En somme, il faut dépasser l'illusion de l'Être extérieur et l'illusion de l'Être intérieur pour enfin embrasser le Devenir au-delà de toute notion d'Être.

Cet embrassement est un embrasement qui "initie" le voyage vers l'accomplissement de l'Intention.

 

La seule grande question qui reste alors est celle-ci : quelle est l'Intention originelle qui alimente, justifie et donne sens à tous les accomplissements ? quelle est la nature profonde de cette Intention qui fera (fait déjà, sans que nous le sachions clairement) tout communier (du latin cum munire : "construire ensemble") ?

 

Le téléocentrisme est un constructivisme.

Le constructivisme n'est jamais assemblage, mais il est toujours émergence, comme un arbre qui pousse à partir de sa graine fécondée.

Tout ce qui existe se construit par accumulation, sans plan mais mû par une intention unique et immanente, en inventant, au fil du chantier, les pratiques de construction les plus adéquates pour que le processus d'ensemble s'accomplisse, optimalement, en plénitude.

 

La plénitude n'est pas un but final, mais bien une intention continuellement présente, dans chaque ici et maintenant.

Pour les hommes, "plénitude" et "sacré" se confondent.

Pour une personne ou une communauté, qu'est-ce qui est "sacré" ?

Qu'est-ce qui exprime ce pour quoi on est prêt à faire tous les "sacrifices" (ce qui fait le "sacré") en s'y "consacrant" (se "sacraliser" avec) totalement ?

 

On peut affirmer que le Réel a un sens, non parce qu'il est orienté vers une finalité qui aurait été définie a priori, mais bien parce qu'il est guidé par une même intention renouvelée à chaque instant présent.

 

L'unité cohésive et cohérente de l'univers est induite et maintenue par l'unicité et la cohérence de l'Intention cosmique.

Un processus n'est possible et ne s'accomplit qu'en interdépendance avec les autres processus avec lesquels il interfèrent.

 

Accomplir, c'est croître en cohérence.

L'univers entier, et tout ce qu'il contient, vise, dans toutes les dimensions, à atteindre la cohérence maximale ; toute son évolution n'a que cette intention-là.

S'accomplir, c'est faire croître sa cohérence personnelle dans toutes les dimensions de son devenir.

Accomplir le monde, c'est en faire émerger une cohérence plus forte.

L'ennemi de la cohérence, c'est le chaos.
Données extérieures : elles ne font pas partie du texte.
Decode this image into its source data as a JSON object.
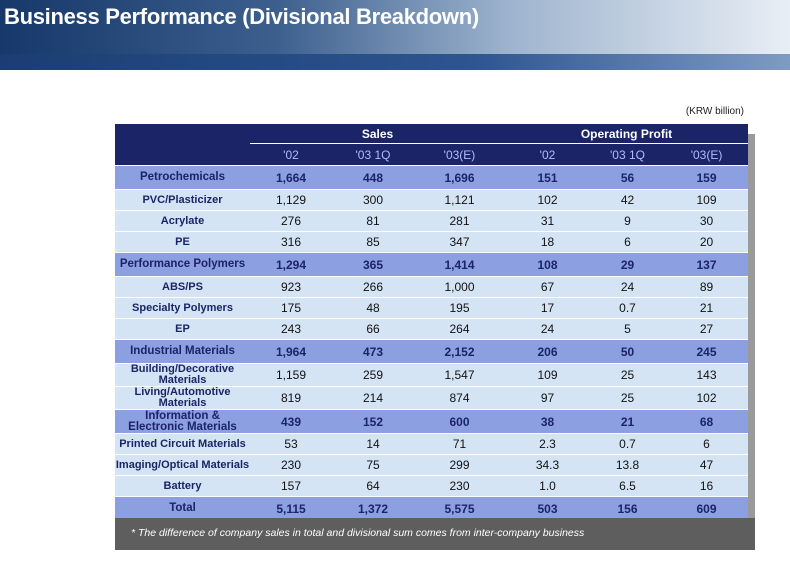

L'univers a horreur du chaos bien plus que du vide.

 

Le Réel n'est en aucun cas "aveugle", livré au non-sens ou au hasard, à l'absurde et au n'importe quoi ; faute de savoir où il va, il sait au moins quels sont son désir, sa soif, son appétit, son souhait, son goût, sa volonté, son ambition, son inclination, son aspiration, sa demande, sa tendance, etc … bref : son Intention !

Le Réel a donc une Âme c'est-à-dire un "moteur" qui l'anime.

Le Réel ne va pas quelque part, le Réel évolue vers la construction de sa propre plénitude.